Designing a safer Government Gateway
As HMRC digital services continue to evolve, we are providing customers with more sensitive data to help them get their tax right the first time. Cybercrime is a threat to any business that operates financial services online, and HMRC is no exception. We have a strong track record of preventing £1.5 billion in fraud attempts each year.
Given these circumstances, there is a need to provide users with a digital support route when they report suspected fraudulent activity on their Government login account. This will make it easier for them to know which number or department to contact, and enable aligned teams to respond to these reports promptly.
The objective of this project is to create a hub called "The Security Console" that will enhance transparency for customers by showing who has accessed and modified their Government Gateway account. This hub will provide a clear digital reporting route for customers to report any early signs of being targeted by cybercriminals. By giving customers access to digital interaction data, it will enable the public to participate in monitoring their tax accounts and reporting any suspicious activity.
It's important to note that all HMRC customer data will remain confidential, and the response to any account threats will be prompt and effective.
What do we know?
The issue of users reporting threats to Government accounts has persisted, leading to an increase in customer complaints and dissatisfaction. The Security Console is required by both HMRC and the public to address this problem. Due to the lack of a single point of contact for such issues, it is challenging to track how many customers are affected. Nonetheless, hundreds of referrals are made each month for just two types of tax. In one isolated incident, we saw almost 9,000 accounts tested by a single crime group in just 48 hours.
While there is certainly room for improvement from a user perspective, there is also an opportunity for the business to work towards a mutually beneficial solution.
What I did
At the outset of the project, I was tasked with taking over from the outgoing Interaction Designer and completing some outstanding tasks. I was then asked to review the entire service, leveraging my expertise in accessibility, design systems and notifications.
During my initial meetings, I observed that the design team wasn't presenting their work to the core team or the wider community. I felt that showcasing our work and explaining the reasoning behind design decisions was vital for receiving feedback and improving the service. Therefore, I started meeting with as many people as possible within the core team to empower them to critique the design decisions.
Following that, I facilitated a team prototype-design-crit that allowed developers to voice their concerns regarding implementing specific parts of the service. Through this process, I identified several "invented" design patterns that could lead to issues with user behaviour and accessibility. I raised this issue with the lead Delivery Manager, who gave me the time to present the issues to the team, suggest design solutions that were already available in the tried and tested design system recommendations and gain agreement and understanding as to why we should revert to using them.

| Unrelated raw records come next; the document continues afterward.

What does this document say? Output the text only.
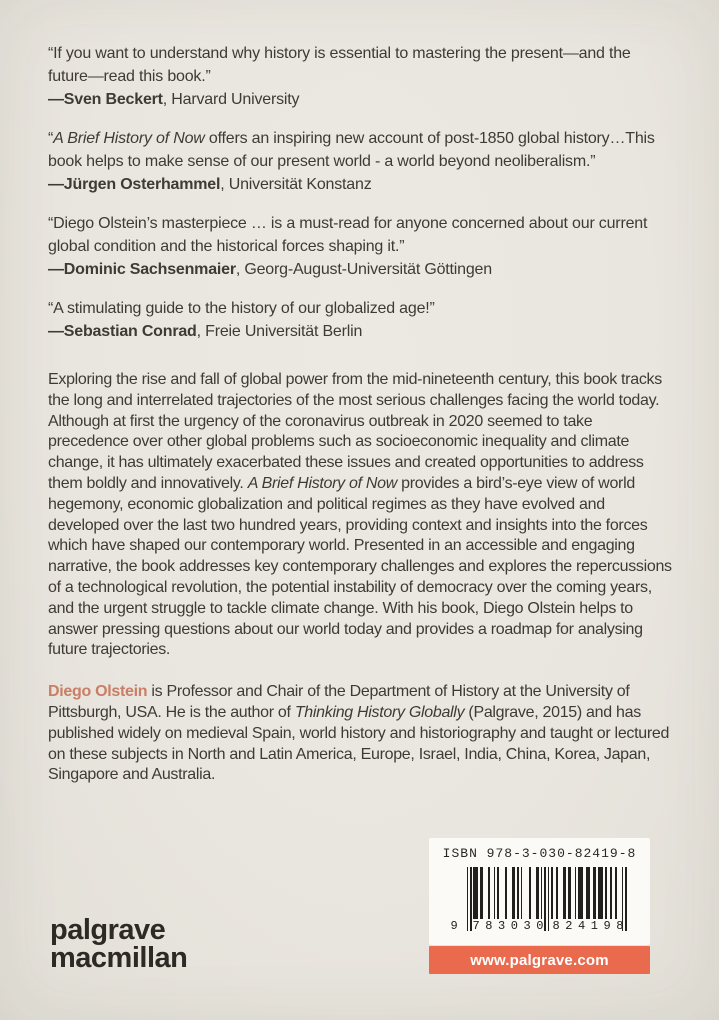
“If you want to understand why history is essential to mastering the present—and the future—read this book.”

—Sven Beckert, Harvard University

“A Brief History of Now offers an inspiring new account of post-1850 global history…This book helps to make sense of our present world - a world beyond neoliberalism.”

—Jürgen Osterhammel, Universität Konstanz

“Diego Olstein’s masterpiece … is a must-read for anyone concerned about our current global condition and the historical forces shaping it.”

—Dominic Sachsenmaier, Georg-August-Universität Göttingen

“A stimulating guide to the history of our globalized age!”

—Sebastian Conrad, Freie Universität Berlin

Exploring the rise and fall of global power from the mid-nineteenth century, this book tracks the long and interrelated trajectories of the most serious challenges facing the world today. Although at first the urgency of the coronavirus outbreak in 2020 seemed to take precedence over other global problems such as socioeconomic inequality and climate change, it has ultimately exacerbated these issues and created opportunities to address them boldly and innovatively. A Brief History of Now provides a bird’s-eye view of world hegemony, economic globalization and political regimes as they have evolved and developed over the last two hundred years, providing context and insights into the forces which have shaped our contemporary world. Presented in an accessible and engaging narrative, the book addresses key contemporary challenges and explores the repercussions of a technological revolution, the potential instability of democracy over the coming years, and the urgent struggle to tackle climate change. With his book, Diego Olstein helps to answer pressing questions about our world today and provides a roadmap for analysing future trajectories.

Diego Olstein is Professor and Chair of the Department of History at the University of Pittsburgh, USA. He is the author of Thinking History Globally (Palgrave, 2015) and has published widely on medieval Spain, world history and historiography and taught or lectured on these subjects in North and Latin America, Europe, Israel, India, China, Korea, Japan, Singapore and Australia.

palgrave
macmillan
ISBN 978-3-030-82419-8
9 7 8 3 0 3 0 8 2 4 1 9 8
www.palgrave.com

After studying more about the project's past, I discovered that there was a considerable gap in design leadership, and nobody fully comprehended the user journey from entry to confirmation pages. I discovered inconsistencies and flow issues, which I highlighted to the team, and they agreed with my findings.
In conclusion, my objective was to promote user-led design, encourage sharing of design work and enhance the user experience by addressing inconsistencies and flow issues.
Within the three months that I was contracted on the project, we managed to cover a lot of work, against a very close and testing timeframe.
- As a team we managed to completely review the user journey from start to stop, empowering the core and wider team to provide feedback around the feasibility of whether we can even build it and give the project a place to digest all the feedback in a manageable format.
- We provided the stakeholders with the "official" MVP version of what is being launched in a separate prototype, to align and ensure there is no confusion of what is being launched and signed off.
- I brought design and a delivery plan to the table and shared what we shall work on in the future, ensuring developers were included in the plan and forthcoming work.
- Empowered the designers within the team to own their space and helped support them to present their work with confidence.
- Built relationships between the designer and delivery/developer team and ensured a healthy feedback loop was instigated and in place.
- The launch date was reached with a tested and complete project (for MVP) with stakeholders on-board and fully behind the launch.
- Left the project in a much healthier state, ensuring a full handover document was in place for the next team.
What did I learn
This was my return to contracting after leaving Hippo Digital, and it was the perfect fit. The team I joined needed a hands-on design lead to instil confidence in the work already done, as well as ensure the initial solutions were correct, and if not, provide reasoning on why they need more work - which is actually what I spent a lot of my time on initially during the first and second round of reviews. This proved to be very successful and allowing the team time to look at what they had delivered so far, and as the design lead, any time I can provide for reviewing your work is a huge win!
The power of the Government Gateway and the potential for future opportunities to help users do their taxes and check personal details (and much more) is huge, and I think there is great work to be done and I cannot wait to see what comes next from the team.
I had a blast on this project, a great team and certainly loved the design challenge and the needs for both user and business.